Contempt of court claim over 20-foot fence

A Penal woman wants a judge to send her next-door neighbour to prison for failing to follow the court’s order to demolish a 20-foot galvanise fence separating them.

Justice Joan Charles will hear the case on February 6 and determine whether Devika Bhimull-Bisnath and Davindra Bisnath should be jailed for contempt of court, if in fact they have failed to comply with her (the judge) April 17, order. A contempt of court charge can, at a judge’s discretion, lead to 21 days’ simple imprisonment.

An ongoing feud between relatives Santie Bhimull and Bhimull-Bisnath reached its pinnacle last April, after the latter erected a fence in October 2016 along the boundary between the families’ homes at San Francique Road.

Bhimull filed a lawsuit against Bhimull-Bisnath, the first of its kind in this jurisdiction, pleading that the fence causes her to live in hot and stifling conditions. Since it blocks the free flow of air, Bhimull pleaded through her attorney Stephen Boodram, that she is must take regular baths.

When the case came up for hearing before Justice Charles, the families consented to resolve the dispute and an order was agreed in which Bhimull-Bisnath undertook to break the fence and not to build one more than seven feet high, in accordance with Town and Country Planning regulations.

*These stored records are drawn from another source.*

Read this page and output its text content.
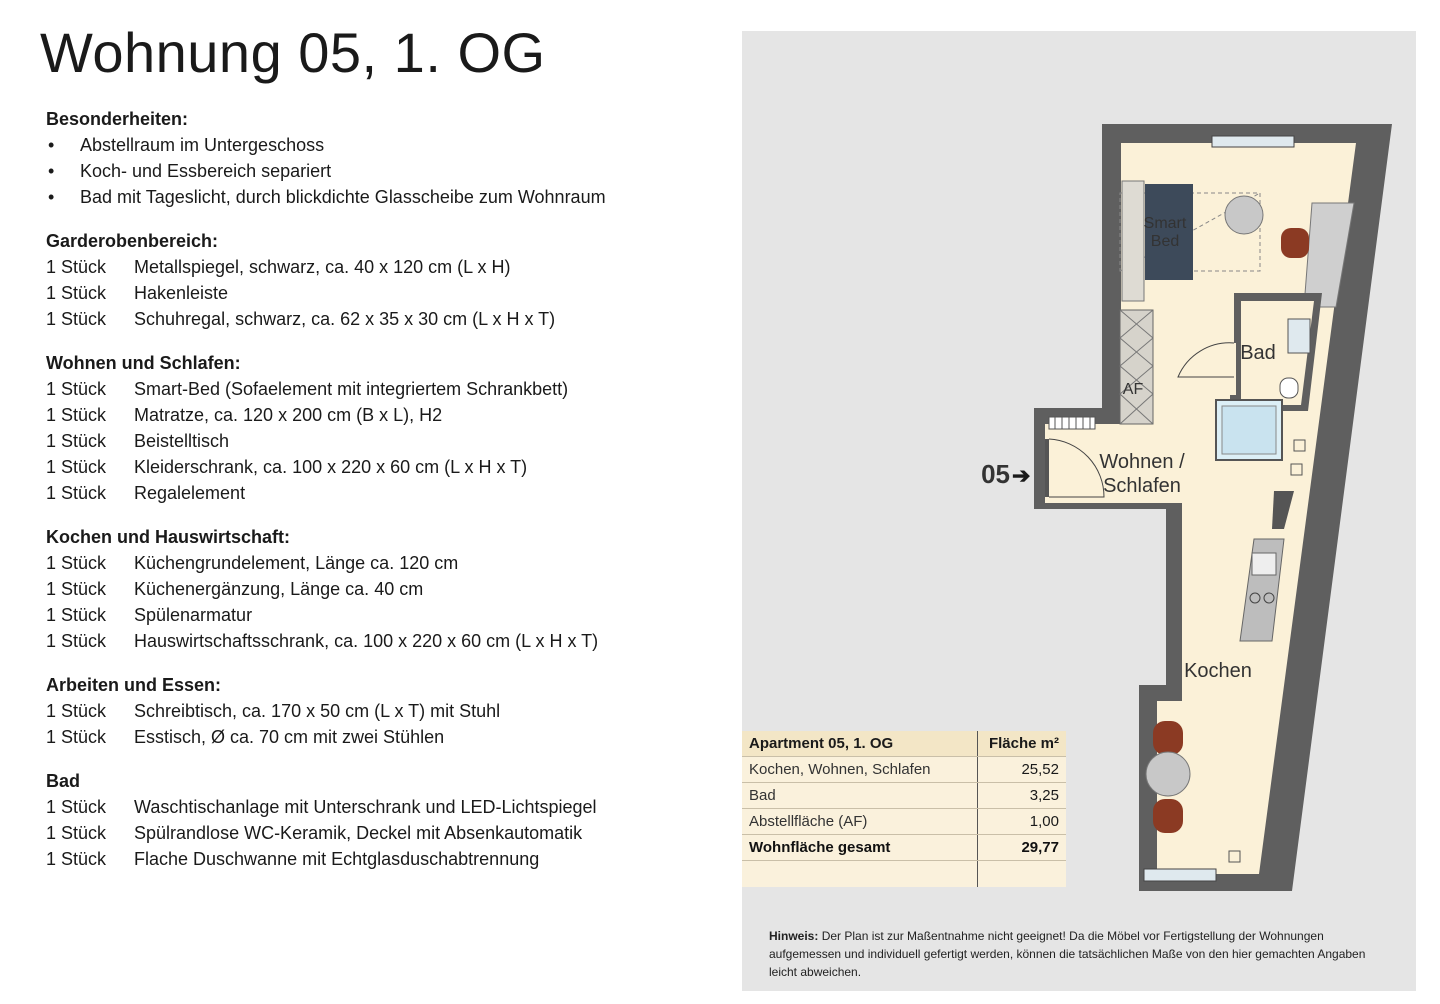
Wohnung 05, 1. OG
Besonderheiten:
•	Abstellraum im Untergeschoss
•	Koch- und Essbereich separiert
•	Bad mit Tageslicht, durch blickdichte Glasscheibe zum Wohnraum
Garderobenbereich:
1 Stück	Metallspiegel, schwarz, ca. 40 x 120 cm (L x H)
1 Stück	Hakenleiste
1 Stück	Schuhregal, schwarz, ca. 62 x 35 x 30 cm (L x H x T)
Wohnen und Schlafen:
1 Stück	Smart-Bed (Sofaelement mit integriertem Schrankbett)
1 Stück	Matratze, ca. 120 x 200 cm (B x L), H2
1 Stück	Beistelltisch
1 Stück	Kleiderschrank, ca. 100 x 220 x 60 cm (L x H x T)
1 Stück	Regalelement
Kochen und Hauswirtschaft:
1 Stück	Küchengrundelement, Länge ca. 120 cm
1 Stück	Küchenergänzung, Länge ca. 40 cm
1 Stück	Spülenarmatur
1 Stück	Hauswirtschaftsschrank, ca. 100 x 220 x 60 cm (L x H x T)
Arbeiten und Essen:
1 Stück	Schreibtisch, ca. 170 x 50 cm (L x T) mit Stuhl
1 Stück	Esstisch, Ø ca. 70 cm mit zwei Stühlen
Bad
1 Stück	Waschtischanlage mit Unterschrank und LED-Lichtspiegel
1 Stück	Spülrandlose WC-Keramik, Deckel mit Absenkautomatik
1 Stück	Flache Duschwanne mit Echtglasduschabtrennung
Smart
Bed
AF
05 ➔
Bad
Wohnen /
Schlafen
Kochen
Apartment 05, 1. OG	Fläche m²
Kochen, Wohnen, Schlafen	25,52
Bad	3,25
Abstellfläche (AF)	1,00
Wohnfläche gesamt	29,77

Hinweis: Der Plan ist zur Maßentnahme nicht geeignet! Da die Möbel vor Fertigstellung der Wohnungen aufgemessen und individuell gefertigt werden, können die tatsächlichen Maße von den hier gemachten Angaben leicht abweichen.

The family agreed not to harass, curse, insult, intimidate or obscure the access of light and air and even restrict Bhimull’s view of the horizon from her home. Bhimull contended that the fence prevented her from getting sunlight and blocked her airspace. But last week Tuesday, attorney Boodram filed an application on Bhimull’s behalf, for contempt of court against Bhimull-Bisnath, in which he claimed that while the fence has been removed, the frame is still in place and as such, she has not complied with Justice Charles’ order.